A LIVERPOOL-BASED ACCOUNTANT has been found guilty of tax fraud totalling over £64,000 after an HM Revenue & Customs investigation.

Alan Goddard – director of Alan Goddard Accountants – pocketed the VAT he had charged his clients for more than five years, and despite repeated reminders, he failed to submit returns to HMRC.

His business was registered for VAT trading in April 2008. In January 2013, HMRC wrote to Goddard under its VAT Outstanding Returns campaign to remind him to submit VAT returns. Even after a visit from HMRC inspectors to encourage him to submit his VAT returns in March 2014, Goddard failed to submit a single return but continued to trade as an accountant. The HMRC investigation showed that between 2008 and 2014, Goddard had pocketed over £64,000 in VAT payments from his clients, which should have been paid to HMRC.

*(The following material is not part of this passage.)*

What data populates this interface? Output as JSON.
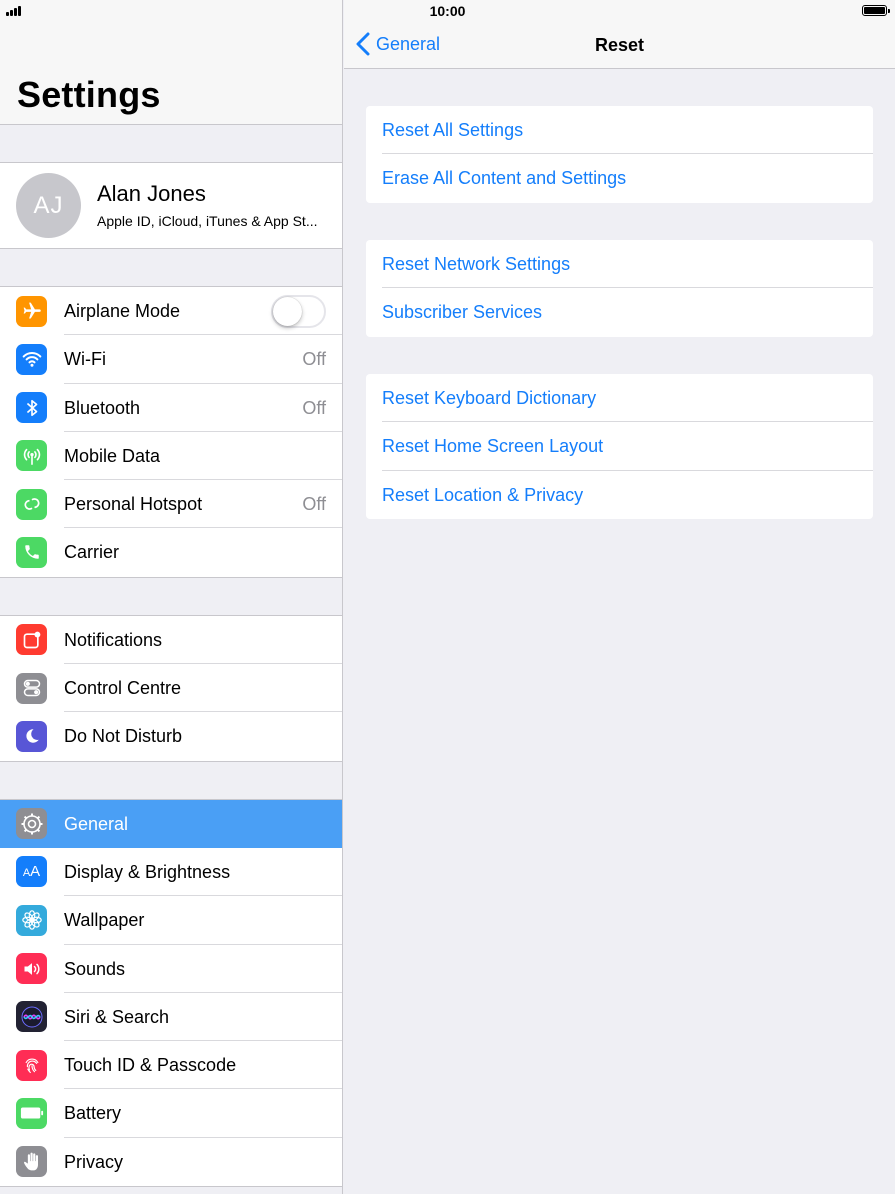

On 2 October, Goddard was jailed for two years suspended for two years, given a 300-hour unpaid community work order and issued with £1,500 court costs after being found guilty at a previous court hearing. He now faces legal action to recover the stolen tax and has already agreed to repay over £64,000 pending further penalty assessments by HMRC.

HMRC fraud investigation service assistant director Sandra Smith said: “As an accountant Goddard was in a position of trust and well aware that he was breaking the law. He chose to do this for the opportunity of making what he wrongly assumed would be easy money at the expense of UK tax payers. He now has a criminal record and his professional reputation is now ruined.”